Two Scotch whiskies to discover
With the arrival of winter, this is the perfect season to appreciate and enjoy a good spirit such as Rum or Scotch. Like wine, they present a world of possibilities to discover. I will be covering spirits on a regular basis as well for future columns in 2017.
Recently I had the chance to taste two different and unique Scotch whiskies. Glenmorangie The Lasanta Scotch Single Malt ( 11573867, $82.50) is impressive and stunning. Aromas of blanched walnuts, jerez flor. WIth time in the glass notes of dry fruits, rancio with toffee caramel start to develop. Lovely madagascar vanilla bean nuances with pastry cream as well. In the mouth, polished and smooth and powerful in the mid palate.
This whisky has aged 10 years in used bourbon barriques before continuing a 2 year additional aging in Sherry Oloroso barriques from Spain. Lasanta means soft and passion in the gaelic dialect
The other scotch whisky comes from the Ardbeg house, which makes the smokiest single malt in the world. Ardbeg also makes the most complex and balanced whisky in the world. In fact, they have won best whisky in the world 5 times, twice from Jim Murray, twice from the World Whisky Awards and once from Malt Advocate Magazine.
The Ardbeg Distillery lies on the most southerly part of Islay and on the rugged shores of the Atlantic Ocean. Islay is a very old land. This is the place here Celtic monks found refuge from raiding Norsemen and early distillers smuggled their illicit ‘aquavitae’ at Ardbeg rocky cove.
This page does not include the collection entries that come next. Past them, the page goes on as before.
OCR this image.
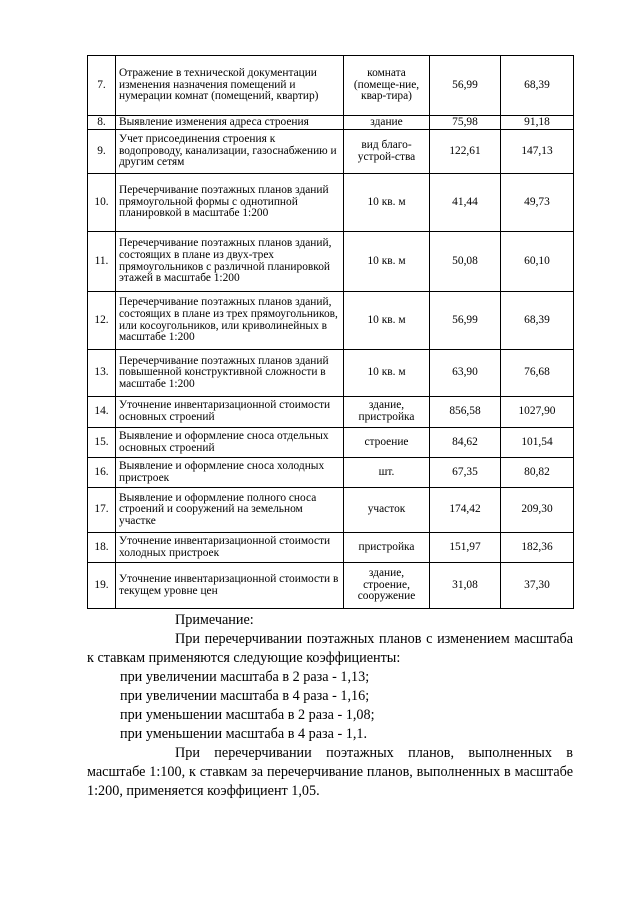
7.	Отражение в технической документации изменения назначения помещений и нумерации комнат (помещений, квартир)	комната (помеще-ние, квар-тира)	56,99	68,39
8.	Выявление изменения адреса строения	здание	75,98	91,18
9.	Учет присоединения строения к водопроводу, канализации, газоснабжению и другим сетям	вид благо-устрой-ства	122,61	147,13
10.	Перечерчивание поэтажных планов зданий прямоугольной формы с однотипной планировкой в масштабе 1:200	10 кв. м	41,44	49,73
11.	Перечерчивание поэтажных планов зданий, состоящих в плане из двух-трех прямоугольников с различной планировкой этажей в масштабе 1:200	10 кв. м	50,08	60,10
12.	Перечерчивание поэтажных планов зданий, состоящих в плане из трех прямоугольников, или косоугольников, или криволинейных в масштабе 1:200	10 кв. м	56,99	68,39
13.	Перечерчивание поэтажных планов зданий повышенной конструктивной сложности в масштабе 1:200	10 кв. м	63,90	76,68
14.	Уточнение инвентаризационной стоимости основных строений	здание, пристройка	856,58	1027,90
15.	Выявление и оформление сноса отдельных основных строений	строение	84,62	101,54
16.	Выявление и оформление сноса холодных пристроек	шт.	67,35	80,82
17.	Выявление и оформление полного сноса строений и сооружений на земельном участке	участок	174,42	209,30
18.	Уточнение инвентаризационной стоимости холодных пристроек	пристройка	151,97	182,36
19.	Уточнение инвентаризационной стоимости в текущем уровне цен	здание, строение, сооружение	31,08	37,30

Примечание:

При перечерчивании поэтажных планов с изменением масштаба к ставкам применяются следующие коэффициенты:

при увеличении масштаба в 2 раза - 1,13;

при увеличении масштаба в 4 раза - 1,16;

при уменьшении масштаба в 2 раза - 1,08;

при уменьшении масштаба в 4 раза - 1,1.

При перечерчивании поэтажных планов, выполненных в масштабе 1:100, к ставкам за перечерчивание планов, выполненных в масштабе 1:200, применяется коэффициент 1,05.
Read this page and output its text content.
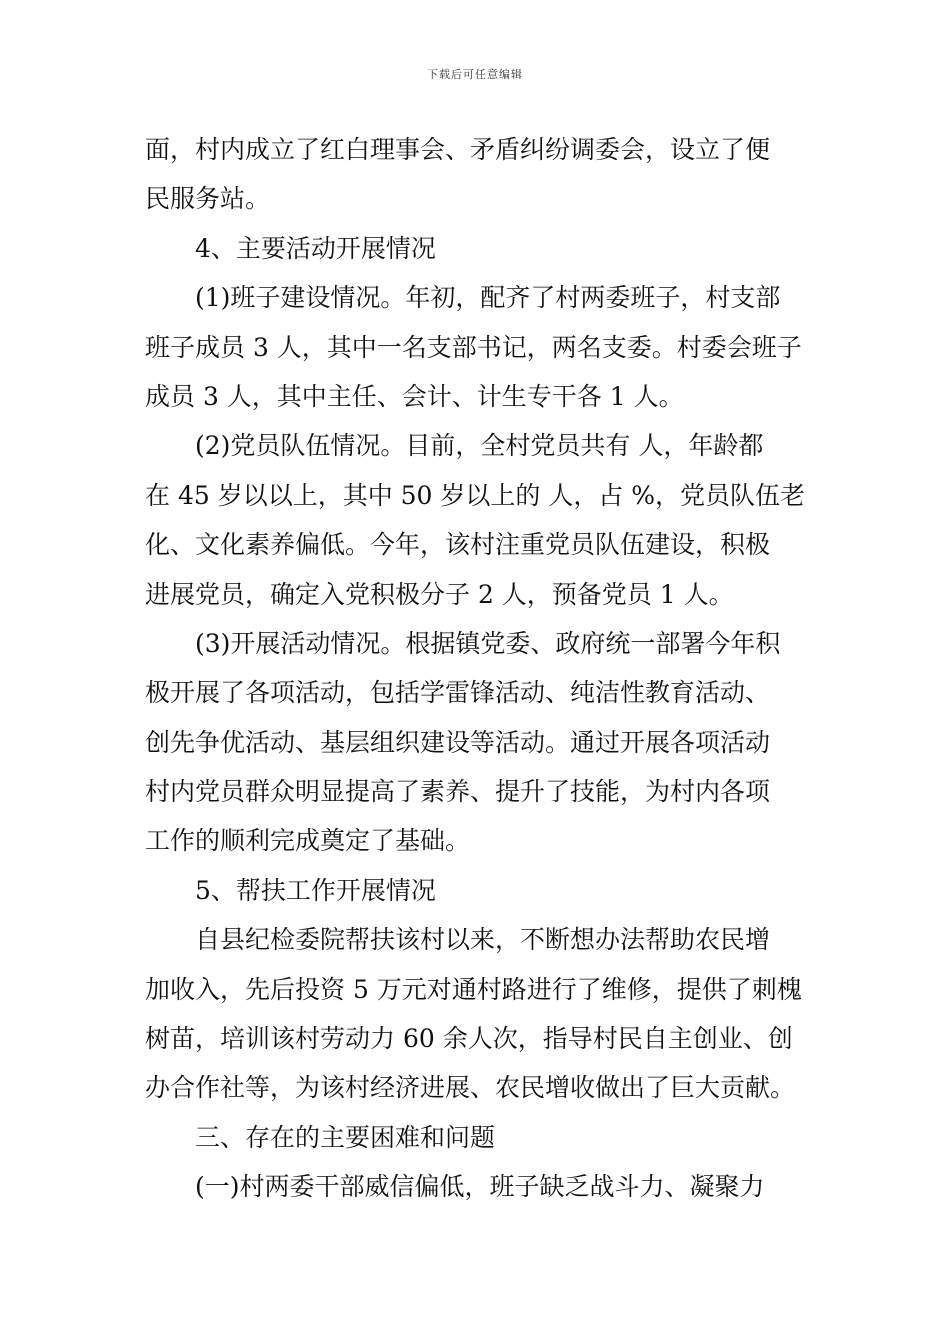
下载后可任意编辑
面，村内成立了红白理事会、矛盾纠纷调委会，设立了便
民服务站。
4、主要活动开展情况
(1)班子建设情况。年初，配齐了村两委班子，村支部
班子成员 3 人，其中一名支部书记，两名支委。村委会班子
成员 3 人，其中主任、会计、计生专干各 1 人。
(2)党员队伍情况。目前，全村党员共有 人，年龄都
在 45 岁以以上，其中 50 岁以上的 人，占 %，党员队伍老
化、文化素养偏低。今年，该村注重党员队伍建设，积极
进展党员，确定入党积极分子 2 人，预备党员 1 人。
(3)开展活动情况。根据镇党委、政府统一部署今年积
极开展了各项活动，包括学雷锋活动、纯洁性教育活动、
创先争优活动、基层组织建设等活动。通过开展各项活动
村内党员群众明显提高了素养、提升了技能，为村内各项
工作的顺利完成奠定了基础。
5、帮扶工作开展情况
自县纪检委院帮扶该村以来，不断想办法帮助农民增
加收入，先后投资 5 万元对通村路进行了维修，提供了刺槐
树苗，培训该村劳动力 60 余人次，指导村民自主创业、创
办合作社等，为该村经济进展、农民增收做出了巨大贡献。
三、存在的主要困难和问题
(一)村两委干部威信偏低，班子缺乏战斗力、凝聚力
Islay whiskies are very big on flavor; if you’re looking for a light and delicate whisky, this is not the place for you. These Scotches are reputed for being extremely peaty a reference to the peat (basically dirt made from decaying vegetation) which covers a good chunk of the island. The peat nourishes the fires that roast the barley used in whisky production, and it gives the finished product a bold flavor that brings to mind a campfire by the sea: smoky, earthy, a little salty, slightly medicinal. But Islay whiskies are more than peat and smoke. They are a pandora box of aromatics lot, with different style distinctions. There are only eight distilleries currently active on the island, but each one produces a unique, distinctive whisky.
Typically most whiskies are chill-filtered and reduced to a strength of 40% abv. Ardbeg 10 years old, however, is non chill-filtered and has a strength of 46% abv, thus keeping maximum flavour, at the same time giving more body and added depth. On adding water a little cloudiness may occur which is perfectly normal and is not a matter to worry about.
Ardbeg 10 ans Islay Scotch Single Malt. SAQ #00560474. $94.75
On the nose, lots of aromatics.Smoke, brine, iodine dryness,salty seaweed. On the mouth, salty and peaty with asian shrimp paste. Discreet in the mouth, it takes time to open up. A finale that brings to mind lots of spices and smoked deli meats. Powerful and very complex.